Le accuse E Gennaro De Pandi, che all’epoca lavorava all’hotel Domo di Perugia, finito cannibalizzato dall’organizzazione, raccontò per filo e per segno al pm e ai carabinieri del Ros come agiva l’organizzazione. «Dopo aver ricevuto rilevanti somme di denaro dall’associazione camorristica denominata ‘casalesi’ – scriveva il pm nel capo d’imputazione- impiegavano dette somme per l’acquisizione di società in difficoltà economica, e attraverso una serie indeterminata di delitti di truffa, sia in danno dei titolari che dei fornitori e dei clienti delle società, distraevano i profitti e se ne appropriavano, fino a condurre alcune imprese al fallimento».

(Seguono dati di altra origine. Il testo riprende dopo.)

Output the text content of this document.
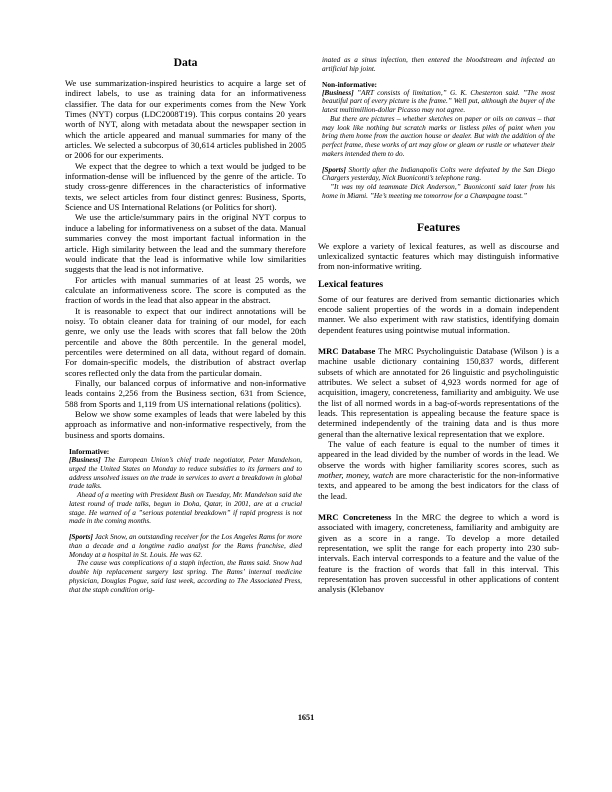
Data

We use summarization-inspired heuristics to acquire a large set of indirect labels, to use as training data for an informativeness classifier. The data for our experiments comes from the New York Times (NYT) corpus (LDC2008T19). This corpus contains 20 years worth of NYT, along with metadata about the newspaper section in which the article appeared and manual summaries for many of the articles. We selected a subcorpus of 30,614 articles published in 2005 or 2006 for our experiments.

We expect that the degree to which a text would be judged to be information-dense will be influenced by the genre of the article. To study cross-genre differences in the characteristics of informative texts, we select articles from four distinct genres: Business, Sports, Science and US International Relations (or Politics for short).

We use the article/summary pairs in the original NYT corpus to induce a labeling for informativeness on a subset of the data. Manual summaries convey the most important factual information in the article. High similarity between the lead and the summary therefore would indicate that the lead is informative while low similarities suggests that the lead is not informative.

For articles with manual summaries of at least 25 words, we calculate an informativeness score. The score is computed as the fraction of words in the lead that also appear in the abstract.

It is reasonable to expect that our indirect annotations will be noisy. To obtain cleaner data for training of our model, for each genre, we only use the leads with scores that fall below the 20th percentile and above the 80th percentile. In the general model, percentiles were determined on all data, without regard of domain. For domain-specific models, the distribution of abstract overlap scores reflected only the data from the particular domain.

Finally, our balanced corpus of informative and non-informative leads contains 2,256 from the Business section, 631 from Science, 588 from Sports and 1,119 from US international relations (politics).

Below we show some examples of leads that were labeled by this approach as informative and non-informative respectively, from the business and sports domains.

Informative:
[Business] The European Union’s chief trade negotiator, Peter Mandelson, urged the United States on Monday to reduce subsidies to its farmers and to address unsolved issues on the trade in services to avert a breakdown in global trade talks.
Ahead of a meeting with President Bush on Tuesday, Mr. Mandelson said the latest round of trade talks, begun in Doha, Qatar, in 2001, are at a crucial stage. He warned of a ”serious potential breakdown” if rapid progress is not made in the coming months.
[Sports] Jack Snow, an outstanding receiver for the Los Angeles Rams for more than a decade and a longtime radio analyst for the Rams franchise, died Monday at a hospital in St. Louis. He was 62.
The cause was complications of a staph infection, the Rams said. Snow had double hip replacement surgery last spring. The Rams’ internal medicine physician, Douglas Pogue, said last week, according to The Associated Press, that the staph condition orig-
inated as a sinus infection, then entered the bloodstream and infected an artificial hip joint.
Non-informative:
[Business] ”ART consists of limitation,” G. K. Chesterton said. ”The most beautiful part of every picture is the frame.” Well put, although the buyer of the latest multimillion-dollar Picasso may not agree.
But there are pictures – whether sketches on paper or oils on canvas – that may look like nothing but scratch marks or listless piles of paint when you bring them home from the auction house or dealer. But with the addition of the perfect frame, these works of art may glow or gleam or rustle or whatever their makers intended them to do.
[Sports] Shortly after the Indianapolis Colts were defeated by the San Diego Chargers yesterday, Nick Buoniconti’s telephone rang.
”It was my old teammate Dick Anderson,” Buoniconti said later from his home in Miami. ”He’s meeting me tomorrow for a Champagne toast.”
Features

We explore a variety of lexical features, as well as discourse and unlexicalized syntactic features which may distinguish informative from non-informative writing.

Lexical features

Some of our features are derived from semantic dictionaries which encode salient properties of the words in a domain independent manner. We also experiment with raw statistics, identifying domain dependent features using pointwise mutual information.

MRC Database The MRC Psycholinguistic Database (Wilson ) is a machine usable dictionary containing 150,837 words, different subsets of which are annotated for 26 linguistic and psycholinguistic attributes. We select a subset of 4,923 words normed for age of acquisition, imagery, concreteness, familiarity and ambiguity. We use the list of all normed words in a bag-of-words representations of the leads. This representation is appealing because the feature space is determined independently of the training data and is thus more general than the alternative lexical representation that we explore.

The value of each feature is equal to the number of times it appeared in the lead divided by the number of words in the lead. We observe the words with higher familiarity scores scores, such as mother, money, watch are more characteristic for the non-informative texts, and appeared to be among the best indicators for the class of the lead.

MRC Concreteness In the MRC the degree to which a word is associated with imagery, concreteness, familiarity and ambiguity are given as a score in a range. To develop a more detailed representation, we split the range for each property into 230 sub-intervals. Each interval corresponds to a feature and the value of the feature is the fraction of words that fall in this interval. This representation has proven successful in other applications of content analysis (Klebanov

1651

La festa per la scarcerazione da 25 mila euro Tra i racconti di De Pandi, c’era anche quello della festa per la scarcerazione di Giuseppe D’Urso, costata 25 mila euro. «C’erano molti invitati – aveva raccontato -. Era in un ristorante di Villa Literno. Mi avevano detto che era una festa di compleanno, solo successivamente Giuseppe D’Urso mi disse che per la festa erano stati spesi 25 mila euro e che non era una festa di compleanno, ma la festa per la sua scarcerazione». Venerdì mattina davanti al giudice De Pandi ha risposto a tutte le domande del pubblico ministero ripetendo quanto detto con al formula dell’incidente probatorio. L’udienza è stata poi rinviata al tre luglio prossimo, quando l’uomo verrà sottoposto al fuoco incrociato delle domande delle difese.